Le tribunal m’a condamné à six ans de prison, mais pour quel motif ? Aucun ! Il n’y a absolument aucune preuve que j’ai fait quelque chose de mal. Au contraire, les preuves montrent que j’ai exercé les droits qui me sont conférés par l’article 28 de la Constitution de la Fédération de Russie. J’obéis aux lois du gouvernement russe, et je suis une personne honnête. Je suis un chrétien, un croyant, un Témoin de Jéhovah, et j’aime le peuple russe. Pourquoi suis-​je puni ? Pourquoi veut-​on me mettre en prison pendant six ans ? Pour rien. C’est injuste.
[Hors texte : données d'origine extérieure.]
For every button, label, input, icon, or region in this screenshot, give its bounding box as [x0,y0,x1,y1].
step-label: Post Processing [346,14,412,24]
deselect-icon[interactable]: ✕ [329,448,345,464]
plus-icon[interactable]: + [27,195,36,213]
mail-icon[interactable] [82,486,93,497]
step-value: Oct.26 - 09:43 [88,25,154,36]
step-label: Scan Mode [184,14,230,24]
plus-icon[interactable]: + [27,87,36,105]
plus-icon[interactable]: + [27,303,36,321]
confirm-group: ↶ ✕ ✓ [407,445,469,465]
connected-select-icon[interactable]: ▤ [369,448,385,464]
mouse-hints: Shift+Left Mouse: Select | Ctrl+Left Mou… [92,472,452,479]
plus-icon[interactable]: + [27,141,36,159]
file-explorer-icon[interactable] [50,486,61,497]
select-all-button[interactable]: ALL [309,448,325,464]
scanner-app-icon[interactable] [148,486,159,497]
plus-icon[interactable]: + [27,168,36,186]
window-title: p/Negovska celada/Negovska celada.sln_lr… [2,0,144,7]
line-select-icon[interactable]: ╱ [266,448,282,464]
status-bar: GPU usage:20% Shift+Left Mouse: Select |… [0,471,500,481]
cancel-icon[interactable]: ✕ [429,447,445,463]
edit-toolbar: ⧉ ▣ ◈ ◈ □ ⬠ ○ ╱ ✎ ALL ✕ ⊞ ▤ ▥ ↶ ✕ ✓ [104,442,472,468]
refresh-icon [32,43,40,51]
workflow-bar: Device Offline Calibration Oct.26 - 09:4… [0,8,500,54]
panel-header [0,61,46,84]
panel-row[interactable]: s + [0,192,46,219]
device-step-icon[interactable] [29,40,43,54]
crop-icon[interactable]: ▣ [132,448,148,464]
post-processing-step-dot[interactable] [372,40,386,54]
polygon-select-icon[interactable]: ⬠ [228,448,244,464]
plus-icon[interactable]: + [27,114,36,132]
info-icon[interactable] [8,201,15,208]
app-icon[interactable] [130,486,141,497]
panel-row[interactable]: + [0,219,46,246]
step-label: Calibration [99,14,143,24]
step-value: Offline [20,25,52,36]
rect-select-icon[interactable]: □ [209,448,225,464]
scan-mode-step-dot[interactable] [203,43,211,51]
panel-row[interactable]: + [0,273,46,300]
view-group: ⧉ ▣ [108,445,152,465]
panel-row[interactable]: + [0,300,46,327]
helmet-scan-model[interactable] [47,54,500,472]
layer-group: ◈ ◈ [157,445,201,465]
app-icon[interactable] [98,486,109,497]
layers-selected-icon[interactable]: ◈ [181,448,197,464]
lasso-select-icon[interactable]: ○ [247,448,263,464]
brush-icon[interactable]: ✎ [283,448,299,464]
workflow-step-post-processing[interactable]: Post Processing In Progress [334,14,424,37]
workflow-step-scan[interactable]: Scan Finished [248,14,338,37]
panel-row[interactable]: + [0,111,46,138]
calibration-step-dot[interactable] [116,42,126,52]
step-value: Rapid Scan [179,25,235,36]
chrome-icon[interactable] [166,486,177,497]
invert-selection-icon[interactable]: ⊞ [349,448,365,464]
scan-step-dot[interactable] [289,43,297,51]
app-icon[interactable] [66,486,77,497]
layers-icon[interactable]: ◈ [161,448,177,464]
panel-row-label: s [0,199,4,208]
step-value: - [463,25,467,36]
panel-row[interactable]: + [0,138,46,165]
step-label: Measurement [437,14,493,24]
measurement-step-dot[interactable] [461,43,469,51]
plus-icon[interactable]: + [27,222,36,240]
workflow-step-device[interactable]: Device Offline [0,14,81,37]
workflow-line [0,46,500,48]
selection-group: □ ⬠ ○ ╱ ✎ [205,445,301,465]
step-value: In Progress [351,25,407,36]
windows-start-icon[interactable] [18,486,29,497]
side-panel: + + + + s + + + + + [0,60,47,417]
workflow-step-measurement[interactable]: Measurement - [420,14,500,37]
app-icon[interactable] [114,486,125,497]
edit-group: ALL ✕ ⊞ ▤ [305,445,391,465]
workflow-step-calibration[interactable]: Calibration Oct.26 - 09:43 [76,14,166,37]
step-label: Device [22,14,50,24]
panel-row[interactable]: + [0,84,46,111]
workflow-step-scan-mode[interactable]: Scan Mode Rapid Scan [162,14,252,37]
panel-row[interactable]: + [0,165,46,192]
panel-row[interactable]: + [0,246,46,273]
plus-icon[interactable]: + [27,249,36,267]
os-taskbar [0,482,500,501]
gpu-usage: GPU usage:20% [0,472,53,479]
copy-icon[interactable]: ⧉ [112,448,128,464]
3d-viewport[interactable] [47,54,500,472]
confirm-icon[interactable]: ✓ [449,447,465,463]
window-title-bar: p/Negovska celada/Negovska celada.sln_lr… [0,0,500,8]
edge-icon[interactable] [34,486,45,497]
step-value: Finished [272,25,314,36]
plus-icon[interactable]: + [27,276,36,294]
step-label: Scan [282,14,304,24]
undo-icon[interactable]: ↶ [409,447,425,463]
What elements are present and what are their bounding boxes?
J’espère sincèrement qu’aujourd’hui la cour d’appel défendra la loi et qu’elle s’assurera que la justice l’emporte. J’espère que ce sera cette cour qui mettra fin à la persécution religieuse qui a lieu ici, en Russie. J’espère vraiment que cette cour d’appel montrera au monde entier qu’en Russie tout le monde bénéficie de la liberté de religion.

Très bientôt, ces paroles se réaliseront : « Il rendra la justice parmi de nombreux peuples [...]. Ils forgeront leurs épées en socs de charrue et leurs lances en serpes. Une nation ne lèvera pas l’épée contre une nation, et ils n’apprendront plus la guerre. Ils seront assis chacun sous sa vigne et sous son figuier, et personne ne les effraiera » (Michée chapitre 4, versets 3 et 4).

Dieu juge toujours avec justice. Sous son règne, il n’y aura plus de différends, de violence ni de guerres, mais il y aura la paix. Il n’y aura plus d’inquiétudes. En d’autres termes, toute l’humanité connaîtra le vrai bonheur.

Votre Honneur, votre décision aujourd’hui peut vous permettre de faire un grand pas dans cette direction, en direction de la justice et de la paix ; un grand pas en direction d’un monde sans peur, sans peine et sans injustice. Et j’espère que vous ferez ce pas. Je vous remercie par avance !

a Dennis a cité la traduction synodale russe. Cependant, pour les besoins de cette traduction, tous les passages bibliques ont été tirés de La Bible. Traduction du monde nouveau.